Euripides’ Medea has achieved such mythical status it is subject to endless variations. But, where Rachel Cusk’s new version at the Almeida cheats us of the cathartic climax, this radical update by Kate Mulvany and Anne-Louise Sarks, that originated at the Belvoir Sydney, does not duck the story’s horror. Its big idea is to see the action from the perspective of the heroine’s two children and the effect is as startling as Tom Stoppard’s notion of viewing Hamlet from the vantage point of Rosencrantz and Guildenstern.
The two kids have been locked in their bedroom while mum and dad fight out their battles off stage. Jasper is fly and clever while his sporty elder brother, Leon, is quietly protective and together they pass the time as best they can.
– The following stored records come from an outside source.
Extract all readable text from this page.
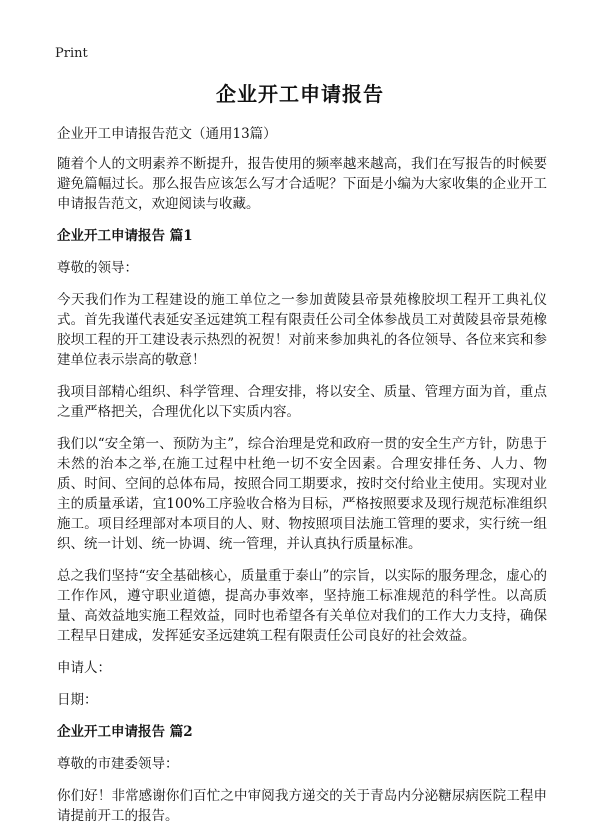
Print
企业开工申请报告

企业开工申请报告范文（通用13篇）

随着个人的文明素养不断提升，报告使用的频率越来越高，我们在写报告的时候要避免篇幅过长。那么报告应该怎么写才合适呢？下面是小编为大家收集的企业开工申请报告范文，欢迎阅读与收藏。

企业开工申请报告 篇1

尊敬的领导：

今天我们作为工程建设的施工单位之一参加黄陵县帝景苑橡胶坝工程开工典礼仪式。首先我谨代表延安圣远建筑工程有限责任公司全体参战员工对黄陵县帝景苑橡胶坝工程的开工建设表示热烈的祝贺！对前来参加典礼的各位领导、各位来宾和参建单位表示崇高的敬意！

我项目部精心组织、科学管理、合理安排，将以安全、质量、管理方面为首，重点之重严格把关，合理优化以下实质内容。

我们以“安全第一、预防为主”，综合治理是党和政府一贯的安全生产方针，防患于未然的治本之举,在施工过程中杜绝一切不安全因素。合理安排任务、人力、物质、时间、空间的总体布局，按照合同工期要求，按时交付给业主使用。实现对业主的质量承诺，宜100%工序验收合格为目标，严格按照要求及现行规范标准组织施工。项目经理部对本项目的人、财、物按照项目法施工管理的要求，实行统一组织、统一计划、统一协调、统一管理，并认真执行质量标准。

总之我们坚持“安全基础核心，质量重于泰山”的宗旨，以实际的服务理念，虚心的工作作风，遵守职业道德，提高办事效率，坚持施工标准规范的科学性。以高质量、高效益地实施工程效益，同时也希望各有关单位对我们的工作大力支持，确保工程早日建成，发挥延安圣远建筑工程有限责任公司良好的社会效益。

申请人：

日期：

企业开工申请报告 篇2

尊敬的市建委领导：

你们好！非常感谢你们百忙之中审阅我方递交的关于青岛内分泌糖尿病医院工程申请提前开工的报告。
They rampage round the room firing toy guns, play word games, speculate over their future and even tell stories about a golden fleece symbolised by their dad’s woolly sweater. Periodically Medea looks in, first to show them an ominously gift-wrapped present for dad’s new friend and then to express her undying love.
The brilliance of the idea is that it offers a wholly plausible picture of the way children react to domestic upheaval with a mixture of alarm and excitement. At the same time, it shows how a distraught Medea is driven to make a terrible sacrifice. What is astonishing, however, is the confidence with which the two child actors (there are alternating casts) carry the show. Bobby Smalldridge, fresh from the Almeida Oresteia, is spry and funny as Jasper and Keir Edkins-O’Brien is full of touching sibling concern as the older Leon. Emma Beattie meanwhile captures Medea’s consuming maternal passion in a production by Anne-Louise Sarks that genuinely makes us see an old play through new eyes.